CINCINNATI -- The Dodgers had much of Sunday’s game mapped out ahead of time, including how long Clayton Kershaw would pitch, how many pitches he’d throw and when Tony Gonsolin would come in to relieve him.
Other items fell into place as well, though not as easy to plan ahead for, including a handy 8-5 win over the Reds and a display of power spread out over the bottom half of the order -- a little course correction after a couple of lighter days at the plate.
It all went nearly flawlessly. Kershaw hit the exact numbers the Dodgers were looking for in the lefty’s second start back since returning from the injured list, and more significantly, he looked strong during his 74-pitch, five-inning performance. The win allowed the Dodgers to keep pace with the Giants, who were scheduled to play the Braves in San Francisco later in the afternoon.
The combination of L.A.'s win over Cincinnati and San Francisco's loss to Atlanta means that the Dodgers sit just one game behind the first-place Giants in the National League West race.
“We checked all the boxes,” manager Dave Roberts said. “You just never know, the game can be so unpredictable. But how we looked at it, it played out the way we would have liked. Really good across the board on the pitching and run prevention side. And just offensively, I thought it was our best overall team approach today.”
Kershaw is still building up stamina and command after a two-month layoff while recovering from elbow issues, but he appears on track to be at full strength when October arrives. Roberts said Kershaw will be stretched to six innings in his next start.
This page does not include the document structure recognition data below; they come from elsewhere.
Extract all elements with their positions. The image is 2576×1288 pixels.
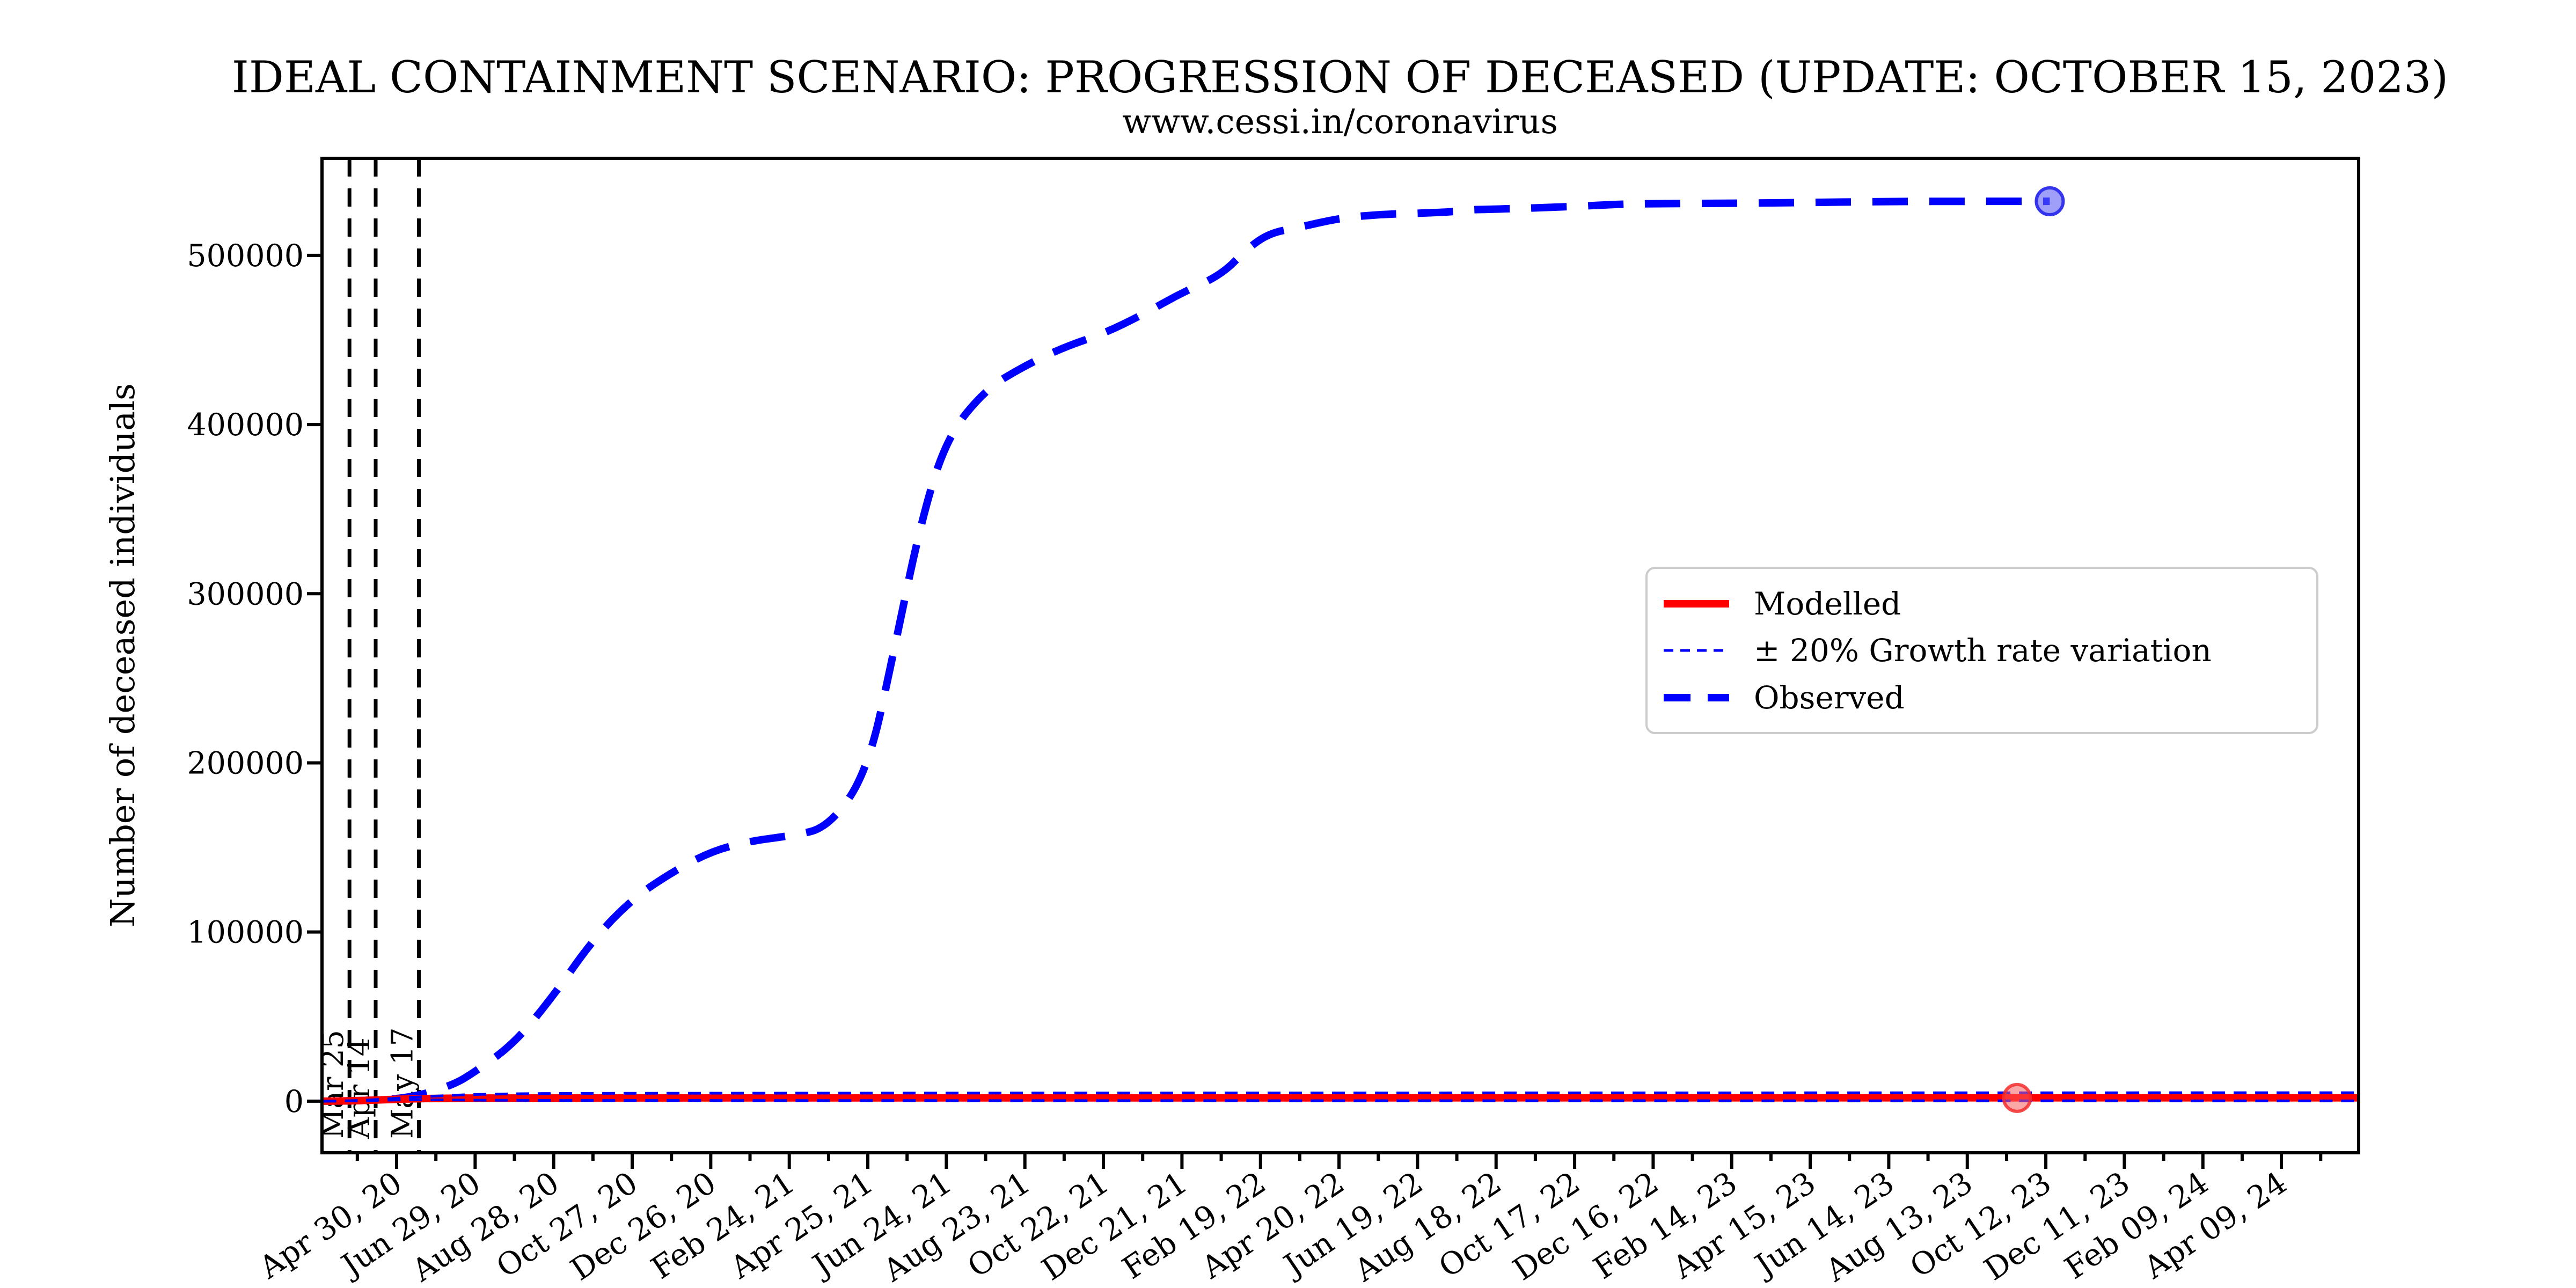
series-observed (335, 197, 2050, 1105)
legend-label-observed: Observed (1754, 679, 1905, 716)
event-vline-label: May 17 (385, 1027, 419, 1139)
chart-subtitle: www.cessi.in/coronavirus (1122, 102, 1558, 141)
series-modelled (323, 1094, 2359, 1105)
legend-label-growth-variation: ± 20% Growth rate variation (1754, 632, 2212, 669)
event-vline-label: Apr 14 (342, 1037, 376, 1139)
modelled-line-sample-icon (1664, 599, 1729, 608)
legend-entry-growth-variation: ± 20% Growth rate variation (1663, 635, 2306, 666)
y-axis-label: Number of deceased individuals (103, 383, 142, 927)
y-tick-label: 400000 (187, 407, 304, 443)
legend-entry-observed: Observed (1663, 682, 2306, 713)
legend-entry-modelled: Modelled (1663, 588, 2306, 619)
legend-label-modelled: Modelled (1754, 585, 1901, 622)
modelled-endpoint-marker (2002, 1082, 2032, 1113)
chart-title: IDEAL CONTAINMENT SCENARIO: PROGRESSION … (232, 53, 2448, 103)
y-tick-label: 200000 (187, 745, 304, 781)
y-tick-label: 300000 (187, 576, 304, 612)
y-tick-label: 0 (284, 1084, 304, 1119)
legend-box: Modelled ± 20% Growth rate variation Obs… (1645, 567, 2318, 734)
y-tick-label: 500000 (187, 238, 304, 274)
y-tick-label: 100000 (187, 915, 304, 950)
growth-variation-line-sample-icon (1664, 649, 1729, 652)
series-growth-rate-20- (323, 1091, 2359, 1103)
observed-endpoint-marker (2035, 186, 2065, 217)
series-growth-rate-20- (323, 1098, 2359, 1103)
observed-line-sample-icon (1664, 693, 1729, 701)
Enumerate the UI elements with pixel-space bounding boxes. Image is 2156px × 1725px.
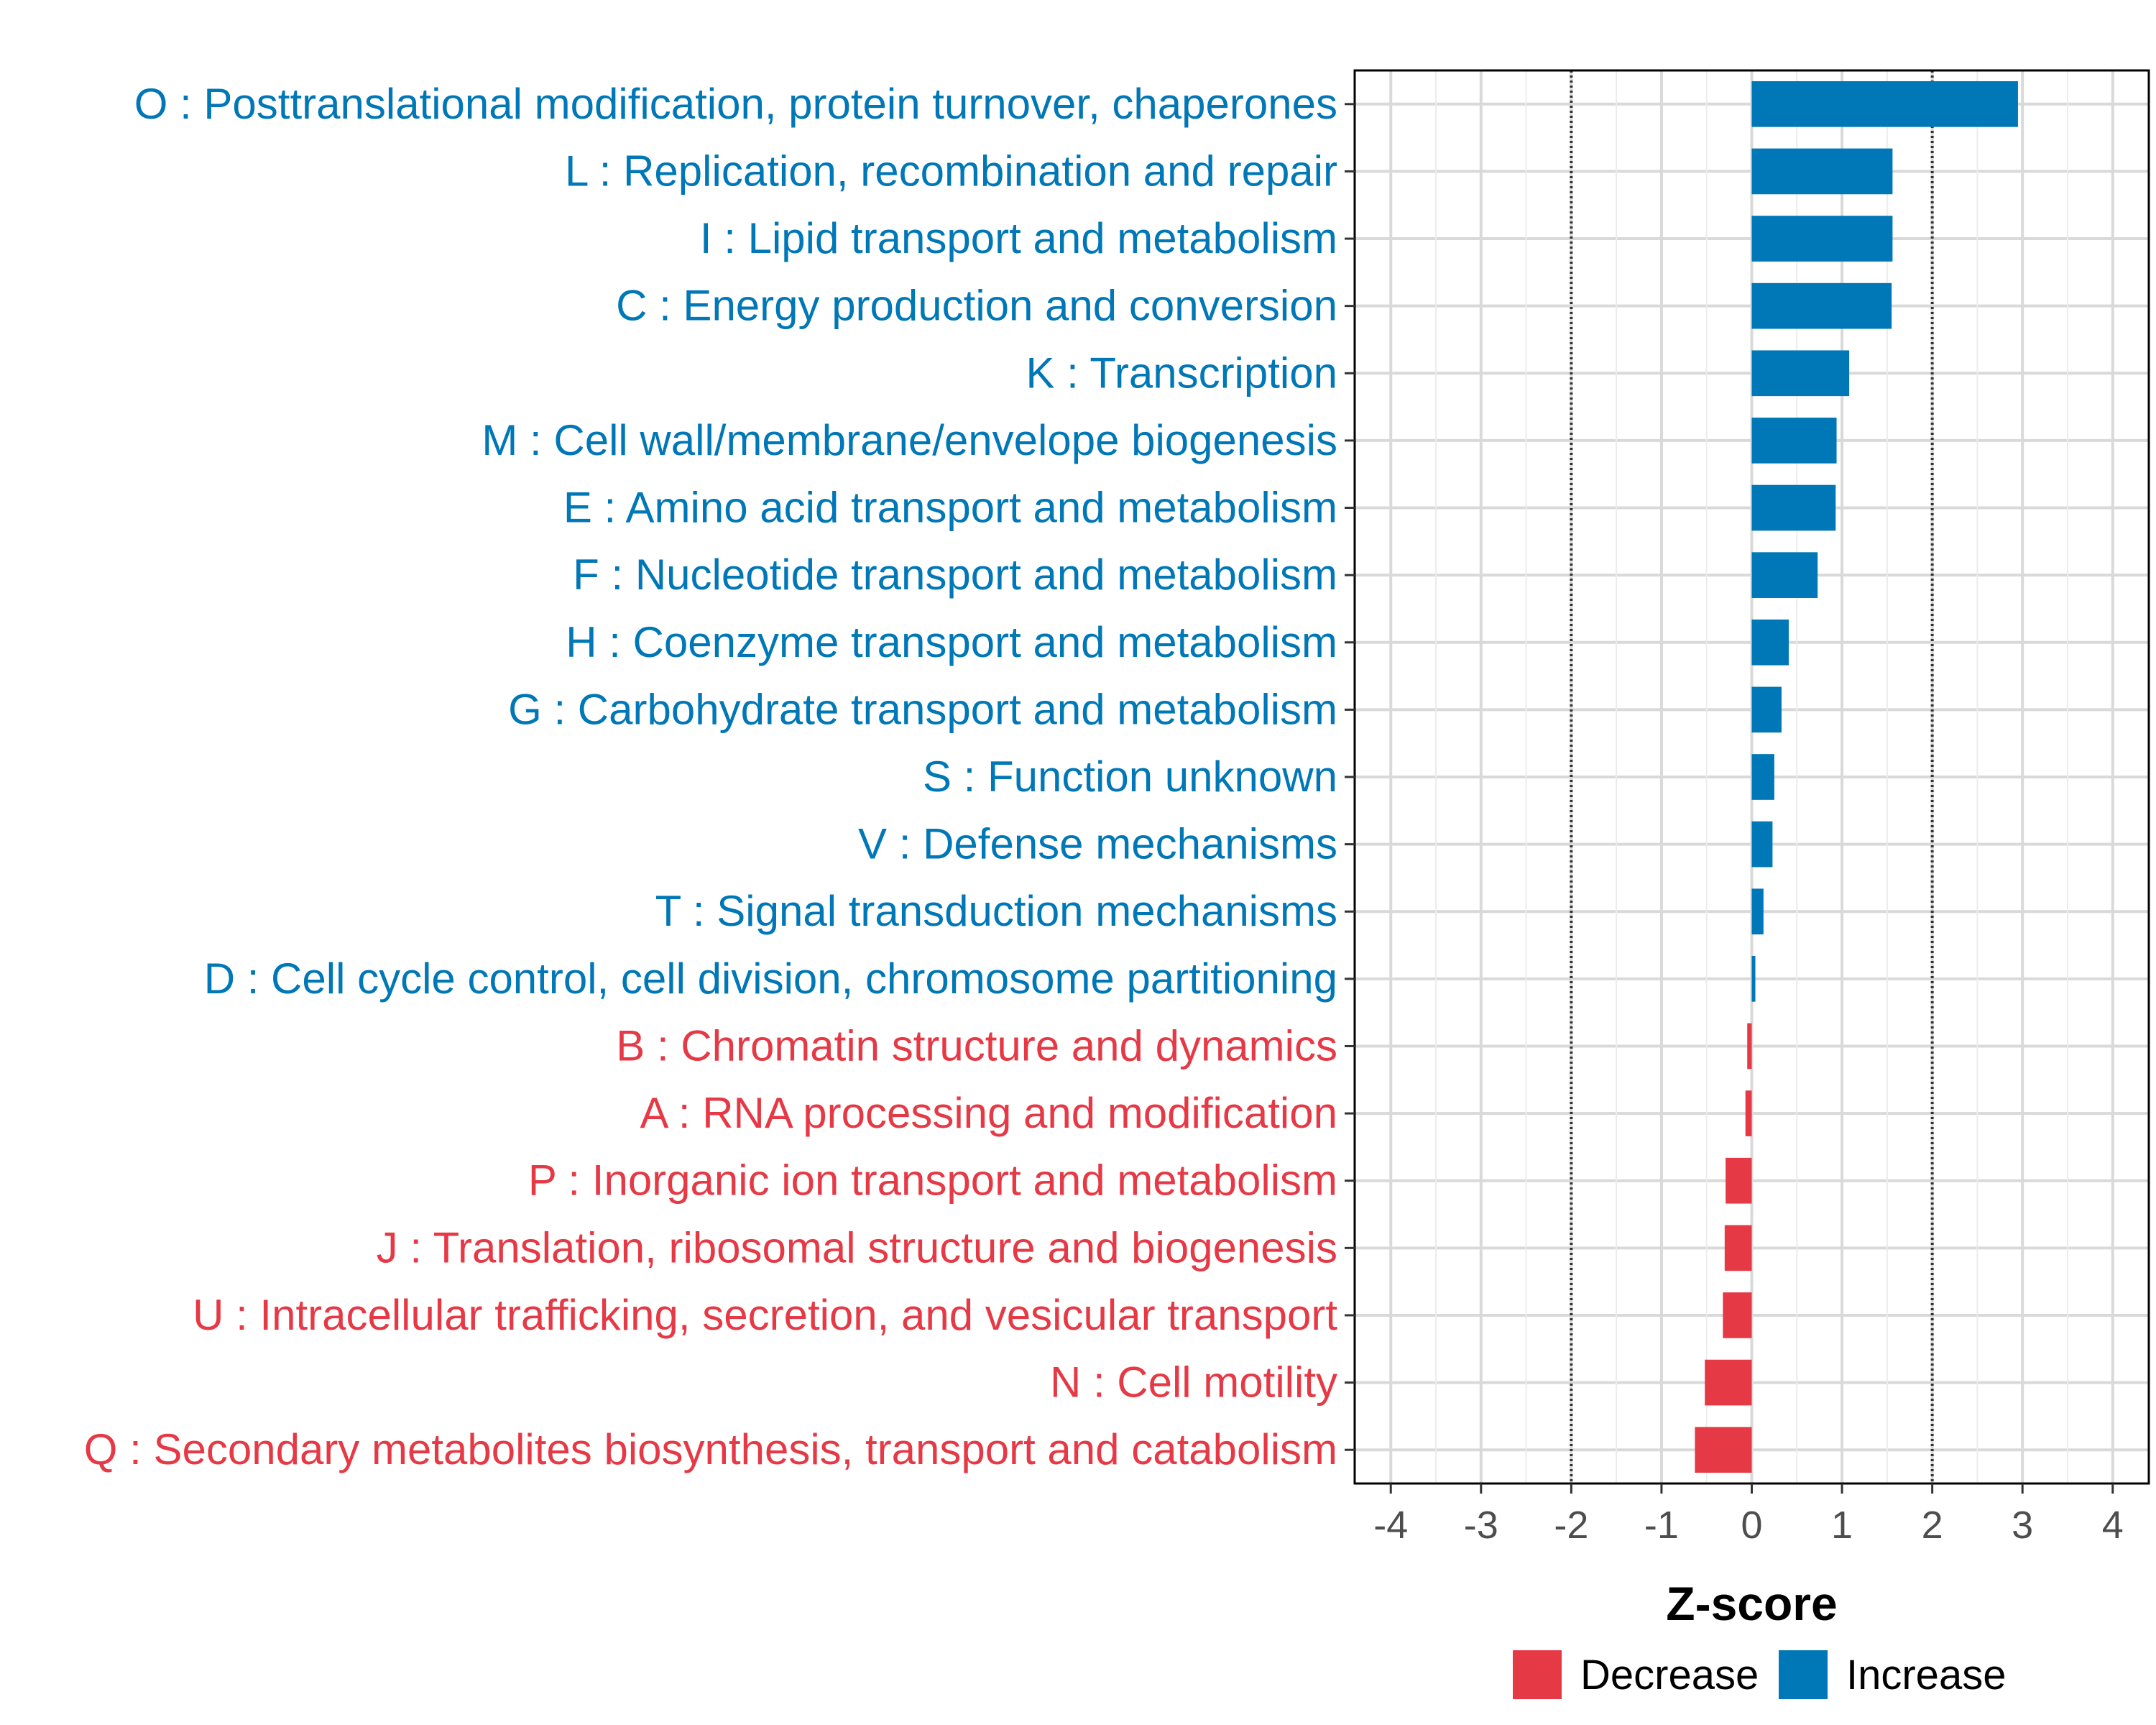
category-label: J : Translation, ribosomal structure and…	[377, 1223, 1337, 1271]
legend-label-decrease: Decrease	[1580, 1652, 1759, 1698]
bar	[1751, 216, 1893, 262]
bar	[1747, 1023, 1752, 1070]
legend-swatch-decrease	[1513, 1650, 1562, 1699]
bar	[1751, 821, 1773, 868]
category-label: E : Amino acid transport and metabolism	[563, 484, 1337, 532]
category-label: C : Energy production and conversion	[616, 282, 1337, 330]
bar	[1751, 888, 1764, 935]
category-label: F : Nucleotide transport and metabolism	[573, 551, 1337, 599]
x-axis-title: Z-score	[1666, 1577, 1837, 1630]
bar	[1751, 282, 1892, 329]
legend: Decrease Increase	[1513, 1650, 2006, 1699]
x-tick-label: 4	[2102, 1504, 2124, 1547]
x-tick-label: 0	[1741, 1504, 1762, 1547]
bar	[1723, 1292, 1752, 1338]
bar	[1724, 1225, 1752, 1271]
legend-label-increase: Increase	[1846, 1652, 2006, 1698]
bar	[1751, 350, 1850, 397]
bar	[1751, 686, 1782, 733]
x-tick-label: -3	[1464, 1504, 1498, 1547]
category-label: U : Intracellular trafficking, secretion…	[193, 1291, 1337, 1339]
category-label: T : Signal transduction mechanisms	[655, 887, 1337, 935]
category-label: G : Carbohydrate transport and metabolis…	[508, 685, 1337, 733]
bar	[1751, 754, 1774, 800]
bar	[1751, 484, 1836, 531]
bar	[1695, 1427, 1752, 1473]
category-label: N : Cell motility	[1050, 1358, 1337, 1407]
category-label: V : Defense mechanisms	[858, 820, 1337, 868]
x-tick-label: 1	[1831, 1504, 1853, 1547]
bar	[1726, 1157, 1752, 1204]
category-label: I : Lipid transport and metabolism	[700, 214, 1337, 262]
bar	[1751, 418, 1837, 464]
category-label: B : Chromatin structure and dynamics	[616, 1021, 1337, 1070]
category-label: Q : Secondary metabolites biosynthesis, …	[84, 1425, 1337, 1473]
x-tick-label: -1	[1644, 1504, 1679, 1547]
category-label: M : Cell wall/membrane/envelope biogenes…	[482, 416, 1337, 464]
bar	[1751, 956, 1756, 1002]
x-axis: -4 -3 -2 -1 0 1 2 3 4	[1373, 1484, 2124, 1547]
category-label: P : Inorganic ion transport and metaboli…	[528, 1156, 1337, 1205]
category-labels: O : Posttranslational modification, prot…	[84, 80, 1355, 1473]
category-label: K : Transcription	[1026, 349, 1337, 397]
bar	[1751, 619, 1789, 666]
bar	[1751, 552, 1818, 598]
bars-layer	[1695, 80, 2018, 1473]
category-label: D : Cell cycle control, cell division, c…	[204, 954, 1337, 1003]
bar	[1751, 148, 1893, 195]
category-label: H : Coenzyme transport and metabolism	[566, 618, 1337, 666]
bar	[1751, 80, 2018, 127]
bar	[1705, 1359, 1752, 1406]
category-label: S : Function unknown	[923, 753, 1337, 801]
x-tick-label: -4	[1373, 1504, 1408, 1547]
x-tick-label: 3	[2012, 1504, 2033, 1547]
x-tick-label: 2	[1922, 1504, 1943, 1547]
category-label: A : RNA processing and modification	[640, 1089, 1337, 1137]
x-tick-label: -2	[1554, 1504, 1588, 1547]
bar	[1745, 1090, 1752, 1136]
category-label: L : Replication, recombination and repai…	[565, 147, 1337, 195]
category-label: O : Posttranslational modification, prot…	[134, 80, 1337, 128]
legend-swatch-increase	[1779, 1650, 1828, 1699]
The key to this win was Kershaw’s slider, which he threw 54 percent of the time and with which he recorded 15 swings and misses.
“It was better today overall,” Kershaw said. “The Reds are a team that’s pretty aggressive with the fastball. The gameplan today was to throw some spin. [Catcher] Will Smith and I were on the same page as far as that goes.
“Guys got some early swings on the slider. Toward the end there, they started backing up a little bit. I need to fix that, but overall, I thought it was better today.”
Roberts suspected Kershaw was squeezed on a few calls a little early in the game, but noted that overall, the veteran lefty was “fantastic.”
“I think the story of the day was that the slider was really good,” Roberts said. “He threw some really good curveballs, fastballs mixed in there. But overall, just really in control.”
“He’s Clayton Kershaw,” right fielder Mookie Betts said. “He was doing his thing. I’ve had that vantage point for two years now, it’s pretty fun to watch.”
Where Kershaw thrived, Reds starter Wade Miley struggled, and the Dodgers pounced. On a hot, humid day at Great American Ball Park, Will Smith launched a solo homer in the second, and following Chris Taylor’s base hit, Gavin Lux connected with a two-run shot to put the Dodgers up 3-0.
Corey Seager added a two-run homer off Miley in the third, a 420-foot shot to right-center that left his bat at 105 mph.
In the two games since Lux was hit by a ball from a pitching machine and initially deemed unavailable to finish the series in Cincinnati, the outfielder logged four hits in seven at-bats with five RBIs.
“They were on early today, did a great job,” Kershaw said of the Dodgers’ offense. “Wade is somebody that works fast, throws a lot of strikes. I think we just attacked him early, got some guys on base. It was nice to get that run support early and try to make it hold up.”